Since 1945, there have been 2,056 nuclear weapons test explosions. Of that total, the United States detonated some 1,030 test explosions and the Russian Federation detonated 715.

The CTBT and the de facto global nuclear testing moratoria help reduce further health and environmental injury from further nuclear weapons testing. CTBT states parties have a moral, and in some cases, a legal obligation to provide health monitoring, health care, and other forms of assistance to those impacted by nuclear weapons test explosions.

Hundreds of thousands of people have died and millions more have suffered—and continue to suffer—from illnesses directly related to the radioactive fallout from nuclear detonations in the southwestern and western United States, islands in the Pacific, in Australia, western China, Algeria, across Russia, in eastern Kazakhstan, India, Pakistan, the DPRK, and elsewhere.

For example, in Kazakhstan, where the Soviet Union conducted more than 450 nuclear test detonations, including 116 in the atmosphere, the Kazakh government estimates more than 1.5 million people were harmed and it is clear that many continue to suffer the effects of these detonations.

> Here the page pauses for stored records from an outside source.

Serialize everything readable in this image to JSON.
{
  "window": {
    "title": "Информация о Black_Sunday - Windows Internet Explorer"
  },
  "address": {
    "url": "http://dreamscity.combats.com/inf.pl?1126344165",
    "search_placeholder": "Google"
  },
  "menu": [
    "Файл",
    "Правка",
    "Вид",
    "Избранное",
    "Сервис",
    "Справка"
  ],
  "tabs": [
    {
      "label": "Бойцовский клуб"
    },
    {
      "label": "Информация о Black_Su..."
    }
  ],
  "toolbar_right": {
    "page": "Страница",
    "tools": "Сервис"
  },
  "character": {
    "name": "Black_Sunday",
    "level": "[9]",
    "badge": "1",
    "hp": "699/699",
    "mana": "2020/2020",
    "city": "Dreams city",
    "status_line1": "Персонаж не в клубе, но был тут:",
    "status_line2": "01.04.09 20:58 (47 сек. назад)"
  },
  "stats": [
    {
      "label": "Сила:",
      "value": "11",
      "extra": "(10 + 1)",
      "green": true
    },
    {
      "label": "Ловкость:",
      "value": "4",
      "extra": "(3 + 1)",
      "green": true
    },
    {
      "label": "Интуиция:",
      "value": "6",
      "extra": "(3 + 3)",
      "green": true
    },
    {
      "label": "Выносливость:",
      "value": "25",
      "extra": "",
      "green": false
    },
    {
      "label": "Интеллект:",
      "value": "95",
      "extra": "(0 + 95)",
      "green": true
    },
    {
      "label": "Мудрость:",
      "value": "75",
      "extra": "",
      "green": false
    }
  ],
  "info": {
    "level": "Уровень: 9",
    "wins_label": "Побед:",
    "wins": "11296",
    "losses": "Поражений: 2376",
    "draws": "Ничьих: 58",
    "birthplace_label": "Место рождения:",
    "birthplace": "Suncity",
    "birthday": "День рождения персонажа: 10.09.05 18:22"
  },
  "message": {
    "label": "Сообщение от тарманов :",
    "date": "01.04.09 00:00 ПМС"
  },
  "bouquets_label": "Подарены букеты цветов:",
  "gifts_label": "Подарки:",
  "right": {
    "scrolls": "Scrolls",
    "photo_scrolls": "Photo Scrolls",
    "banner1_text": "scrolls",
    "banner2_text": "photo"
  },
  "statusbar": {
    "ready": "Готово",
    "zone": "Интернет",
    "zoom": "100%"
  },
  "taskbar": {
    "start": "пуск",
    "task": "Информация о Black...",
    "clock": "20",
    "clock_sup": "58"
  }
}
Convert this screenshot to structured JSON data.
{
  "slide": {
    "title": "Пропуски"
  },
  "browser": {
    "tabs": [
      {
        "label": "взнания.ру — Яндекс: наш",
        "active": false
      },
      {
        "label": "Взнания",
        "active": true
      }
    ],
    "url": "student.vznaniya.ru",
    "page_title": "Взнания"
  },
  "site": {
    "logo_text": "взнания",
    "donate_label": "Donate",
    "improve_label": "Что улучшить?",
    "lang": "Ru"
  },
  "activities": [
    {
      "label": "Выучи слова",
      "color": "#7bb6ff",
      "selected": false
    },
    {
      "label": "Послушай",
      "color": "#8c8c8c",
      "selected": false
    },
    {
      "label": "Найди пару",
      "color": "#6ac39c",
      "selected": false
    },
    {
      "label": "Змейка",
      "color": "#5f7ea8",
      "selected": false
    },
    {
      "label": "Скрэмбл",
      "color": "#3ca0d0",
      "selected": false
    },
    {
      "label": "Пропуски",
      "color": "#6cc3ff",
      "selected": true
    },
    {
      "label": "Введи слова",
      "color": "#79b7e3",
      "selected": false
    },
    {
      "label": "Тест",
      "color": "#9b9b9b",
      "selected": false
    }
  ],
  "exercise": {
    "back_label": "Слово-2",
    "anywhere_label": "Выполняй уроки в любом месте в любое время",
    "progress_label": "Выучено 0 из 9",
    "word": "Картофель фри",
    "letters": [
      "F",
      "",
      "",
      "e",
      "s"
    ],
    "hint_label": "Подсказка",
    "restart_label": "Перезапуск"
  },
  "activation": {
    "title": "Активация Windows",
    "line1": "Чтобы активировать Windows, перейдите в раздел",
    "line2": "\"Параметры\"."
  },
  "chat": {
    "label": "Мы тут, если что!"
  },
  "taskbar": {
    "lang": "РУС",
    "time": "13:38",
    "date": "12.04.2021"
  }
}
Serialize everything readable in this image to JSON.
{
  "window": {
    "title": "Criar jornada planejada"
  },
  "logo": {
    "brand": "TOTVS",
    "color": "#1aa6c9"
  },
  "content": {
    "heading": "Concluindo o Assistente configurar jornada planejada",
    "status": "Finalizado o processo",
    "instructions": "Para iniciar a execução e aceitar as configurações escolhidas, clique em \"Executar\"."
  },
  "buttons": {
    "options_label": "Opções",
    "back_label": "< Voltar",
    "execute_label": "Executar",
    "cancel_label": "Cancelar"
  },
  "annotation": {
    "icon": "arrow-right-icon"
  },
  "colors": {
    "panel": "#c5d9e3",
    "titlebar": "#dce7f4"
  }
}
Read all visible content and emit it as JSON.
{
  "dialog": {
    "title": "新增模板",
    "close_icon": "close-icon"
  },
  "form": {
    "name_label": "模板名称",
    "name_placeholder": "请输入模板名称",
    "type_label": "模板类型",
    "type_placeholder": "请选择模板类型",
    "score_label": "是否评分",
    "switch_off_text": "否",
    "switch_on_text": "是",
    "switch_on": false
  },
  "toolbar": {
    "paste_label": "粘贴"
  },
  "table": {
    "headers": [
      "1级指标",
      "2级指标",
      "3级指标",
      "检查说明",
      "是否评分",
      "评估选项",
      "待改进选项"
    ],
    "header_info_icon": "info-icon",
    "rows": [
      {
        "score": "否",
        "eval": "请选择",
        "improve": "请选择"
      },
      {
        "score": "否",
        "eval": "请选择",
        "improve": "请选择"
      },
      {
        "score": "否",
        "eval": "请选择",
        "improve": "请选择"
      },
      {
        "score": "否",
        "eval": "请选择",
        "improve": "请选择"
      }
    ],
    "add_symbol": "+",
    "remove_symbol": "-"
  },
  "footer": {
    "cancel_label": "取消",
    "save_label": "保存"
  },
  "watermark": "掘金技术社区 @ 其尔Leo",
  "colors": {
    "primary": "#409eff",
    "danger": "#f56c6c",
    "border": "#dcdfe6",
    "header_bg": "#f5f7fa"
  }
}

Fallout from U.S. atmospheric nuclear blasts at the Nevada Test Site may have caused 10,000 to 75,000 thyroid cancers in the United States, according to a 1990 National Cancer Institute study. A new study, released in July by Princeton University researchers, shows that the fallout from the 1945 Trinity test reached 46 states, Canada, and Mexico within 10 days of detonation. The study also reanalyzed fallout from all 93 aboveground U.S. atomic tests in Nevada and suggests that earlier official assessments underestimated the scope of the contamination, which reached all regions of the continental United States and points beyond.

In the Marshall Islands, where the United States detonated massive above ground nuclear tests in the 1940s and 1950s, the scale of damage from nuclear testing was immense. The 67 U.S. atmospheric nuclear weapons tests—23 at Bikini Atoll and 44 at Enewetak Atoll—spewed radioactivity over the entirety of the Marshall Islands and produced a total explosive power of 108.5 megatons (TNT equivalent). That was about 100 times the total yield of all atmospheric tests conducted at the Nevada Test Site.

Today, the United States and the Republic of the Marshall Islands are negotiating the terms of a new Compact of Free Association that obligates the United States to help address the damage caused by past nuclear testing.

We join others in urging the Biden administration to agree to provide the necessary financial and technical support for long-term environmental remediation programs, expansion access to health care especially as it relates to treatment related to illnesses associated with radiation exposure, and for building independent capacity to monitor, assess, and address environmental and health needs of the Marshallese in the years to come.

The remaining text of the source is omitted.